Dicen quienes estaban ahí, viejos amigos de la esquina, que esa noche lloró. No de rabia, de algo más difícil de nombrar. Julio empezaba a intuir que aquel cuerpo que lo había hecho invencible durante 15 años ya no le iba a responder para siempre. Un año después llegó el primer tropiezo real, Frankie Randall, en Las Vegas, enero de 1994.
Randal lo mandó a la lona en el undécimo y aunque Julio se levantó, los jueces le dieron la pelea al americano. 89 victorias seguidas y esa noche el número se detuvo. México entero lo recibió en el aeropuerto como si hubiera ganado y esa reacción, dicen los que lo conocieron bien, fue peor para Julio que la derrota misma, porque le hizo pensar que el país lo iba a querer igual, pasara lo que pasara.
Y cuando un hombre empieza a creer eso, empieza a soltarse las manijas. A Randal lo venció en la revancha meses después, pero algo se había roto por dentro, algo que no aparecía en las estadísticas, pero que se sentía cuando uno lo veía entrenar. El fuego seguía, la disciplina no. Entre 1994 y 1996, Julio se casó con la nostalgia, con la idea de que él era el mismo de antes, con la certeza de que un mexicano no se cae.
Rechazó las advertencias de los médicos. rechazó los consejos de los entrenadores viejos que le decían que se retirara antes de que fuera demasiado tarde y sobre todo rechazó lo único que hubiera podido salvarlo, que era mirarse en el espejo y aceptar que había un problema en la casa antes de que hubiera un problema en el ring.
Aurora se lo dijo esos años. Se lo dijo a él directamente en la cocina. Una noche que Julio llegó en un estado que ya era demasiado seguido para llamarle excepción. Julio, o paras o te vas a llevar a los niños contigo. Julio esa noche se rió y al día siguiente ni siquiera se acordaba de la conversación. En unos instantes vas a entender por qué la noche del 7 de septiembre de 1996 fue la que cambió a esa familia para siempre.
Y por qué los propios hijos de Julio dicen hoy que si hay una fecha en la que se les rompió la infancia es esa, la pelea con Óscar de la olla en el Caesar Palace. Julio subió al ring con una ceja partida desde antes de empezar, con un cuerpo que ya no era el suyo, con 34 años y con un padre, don Rodolfo, que había fallecido meses antes y que Julio todavía no había terminado de llorar.

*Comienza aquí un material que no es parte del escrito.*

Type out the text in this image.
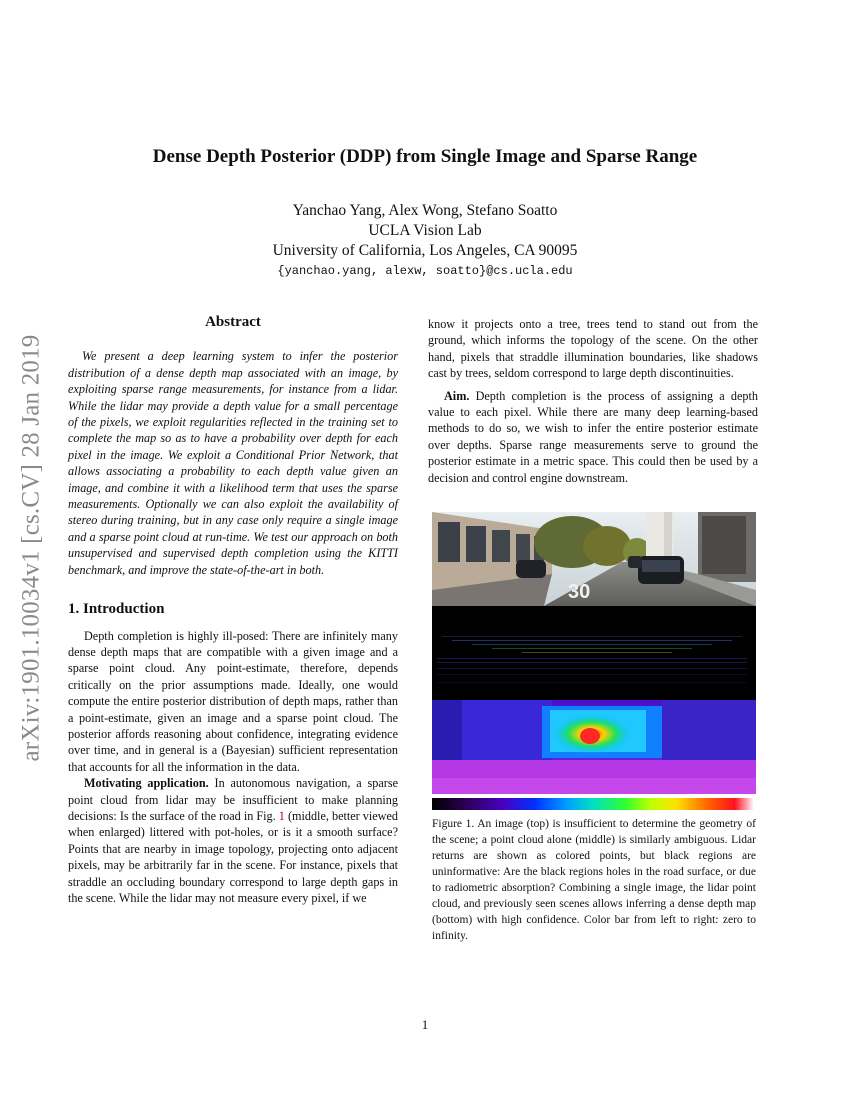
arXiv:1901.10034v1 [cs.CV] 28 Jan 2019
Dense Depth Posterior (DDP) from Single Image and Sparse Range
Yanchao Yang, Alex Wong, Stefano Soatto
UCLA Vision Lab
University of California, Los Angeles, CA 90095
{yanchao.yang, alexw, soatto}@cs.ucla.edu
Abstract

We present a deep learning system to infer the posterior distribution of a dense depth map associated with an image, by exploiting sparse range measurements, for instance from a lidar. While the lidar may provide a depth value for a small percentage of the pixels, we exploit regularities reflected in the training set to complete the map so as to have a probability over depth for each pixel in the image. We exploit a Conditional Prior Network, that allows associating a probability to each depth value given an image, and combine it with a likelihood term that uses the sparse measurements. Optionally we can also exploit the availability of stereo during training, but in any case only require a single image and a sparse point cloud at run-time. We test our approach on both unsupervised and supervised depth completion using the KITTI benchmark, and improve the state-of-the-art in both.

1. Introduction

Depth completion is highly ill-posed: There are infinitely many dense depth maps that are compatible with a given image and a sparse point cloud. Any point-estimate, therefore, depends critically on the prior assumptions made. Ideally, one would compute the entire posterior distribution of depth maps, rather than a point-estimate, given an image and a sparse point cloud. The posterior affords reasoning about confidence, integrating evidence over time, and in general is a (Bayesian) sufficient representation that accounts for all the information in the data.

Motivating application. In autonomous navigation, a sparse point cloud from lidar may be insufficient to make planning decisions: Is the surface of the road in Fig. 1 (middle, better viewed when enlarged) littered with pot-holes, or is it a smooth surface? Points that are nearby in image topology, projecting onto adjacent pixels, may be arbitrarily far in the scene. For instance, pixels that straddle an occluding boundary correspond to large depth gaps in the scene. While the lidar may not measure every pixel, if we

know it projects onto a tree, trees tend to stand out from the ground, which informs the topology of the scene. On the other hand, pixels that straddle illumination boundaries, like shadows cast by trees, seldom correspond to large depth discontinuities.

Aim. Depth completion is the process of assigning a depth value to each pixel. While there are many deep learning-based methods to do so, we wish to infer the entire posterior estimate over depths. Sparse range measurements serve to ground the posterior estimate in a metric space. This could then be used by a decision and control engine downstream.

30
Figure 1. An image (top) is insufficient to determine the geometry of the scene; a point cloud alone (middle) is similarly ambiguous. Lidar returns are shown as colored points, but black regions are uninformative: Are the black regions holes in the road surface, or due to radiometric absorption? Combining a single image, the lidar point cloud, and previously seen scenes allows inferring a dense depth map (bottom) with high confidence. Color bar from left to right: zero to infinity.
1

El árbitro paró la pelea en el cuarto asalto. La cara de Julio estaba deshecha y México entero delante de sus televisores entendió al mismo tiempo dos cosas. Que el César se había vuelto humano y que ya no había manera de volver atrás. Esa noche en Culiacán Julito tenía 10 años. Estaba viendo la pelea con su madre en la sala.
Amalia lloraba. Julito, según contó él mismo mucho después, se levantó del sillón sin decir nada, se fue a su cuarto, se acostó en la cama vestido y no lloró. Se quedó viendo el techo. Omar, en la casa de Aurora, tenía 6 años. Omar sí lloró. Aurora los acostó a los tres hermanos, se encerró en el cuarto y desde ese día empezó a temerle a los teléfonos.

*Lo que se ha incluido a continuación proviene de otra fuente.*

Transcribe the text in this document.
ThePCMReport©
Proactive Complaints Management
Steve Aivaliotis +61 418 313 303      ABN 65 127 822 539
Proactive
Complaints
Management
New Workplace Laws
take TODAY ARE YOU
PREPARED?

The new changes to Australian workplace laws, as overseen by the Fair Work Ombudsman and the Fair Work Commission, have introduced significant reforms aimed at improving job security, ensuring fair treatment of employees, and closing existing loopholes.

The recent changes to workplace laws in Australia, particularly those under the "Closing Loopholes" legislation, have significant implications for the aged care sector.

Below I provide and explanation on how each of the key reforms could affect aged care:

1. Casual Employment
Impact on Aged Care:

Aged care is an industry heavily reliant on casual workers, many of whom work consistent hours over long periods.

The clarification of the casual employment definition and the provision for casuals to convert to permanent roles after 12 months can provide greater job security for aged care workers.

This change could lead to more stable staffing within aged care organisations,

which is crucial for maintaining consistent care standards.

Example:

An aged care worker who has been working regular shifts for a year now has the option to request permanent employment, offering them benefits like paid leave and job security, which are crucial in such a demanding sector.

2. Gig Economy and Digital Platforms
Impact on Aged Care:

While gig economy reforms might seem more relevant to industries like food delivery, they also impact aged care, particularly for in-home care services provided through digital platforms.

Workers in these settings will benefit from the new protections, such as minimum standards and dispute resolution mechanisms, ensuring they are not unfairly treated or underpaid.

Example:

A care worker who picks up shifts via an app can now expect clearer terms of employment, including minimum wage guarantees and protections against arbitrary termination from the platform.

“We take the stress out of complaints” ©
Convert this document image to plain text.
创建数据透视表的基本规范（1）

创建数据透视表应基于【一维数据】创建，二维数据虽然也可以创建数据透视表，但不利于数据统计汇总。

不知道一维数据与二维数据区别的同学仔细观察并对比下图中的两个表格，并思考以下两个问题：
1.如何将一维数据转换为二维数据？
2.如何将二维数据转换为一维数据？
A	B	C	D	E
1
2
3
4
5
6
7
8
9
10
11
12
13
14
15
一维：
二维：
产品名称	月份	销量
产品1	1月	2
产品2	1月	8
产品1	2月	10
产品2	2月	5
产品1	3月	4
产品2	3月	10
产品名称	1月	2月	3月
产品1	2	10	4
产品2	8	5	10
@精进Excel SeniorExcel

Porque desde ese día, cada vez que sonaba el teléfono en la noche, ella pensaba lo peor. Después de aquella derrota, Julio entró en una espiral que sus amigos más cercanos describieron con una sola palabra: descontrol. Bebía de otra manera. Consumía otras cosas, se perdía por semanas enteras, aparecía en fiestas privadas donde no debería haber aparecido.
Aurora lo llevó por primera vez a una clínica en 1998. Julio se salió a los 3 días. Aurora lo volvió a llevar en el 2000. se volvió a salir. Y en esos años, mientras esto pasaba, los hijos crecían viendo. Cristian, el hijo menor de Aurora, tenía una relación distinta con Julio. Cristian era el más chico, el consentido, el que llegaba tarde a la historia y por eso alcanzó a ver menos de lo peor.
Pero Cristian también recordaría años después las tardes en que su papá se quedaba dormido en el sillón con la boca abierta a las 4 de la tarde y su mamá les decía a los tres hermanos que hablaran bajito, que el papá estaba cansado del trabajo. Los niños hacían como que le creían. Pero los niños no son tontos, los niños saben. Julito, mientras tanto, había crecido en Culiacán con una idea fija en la cabeza.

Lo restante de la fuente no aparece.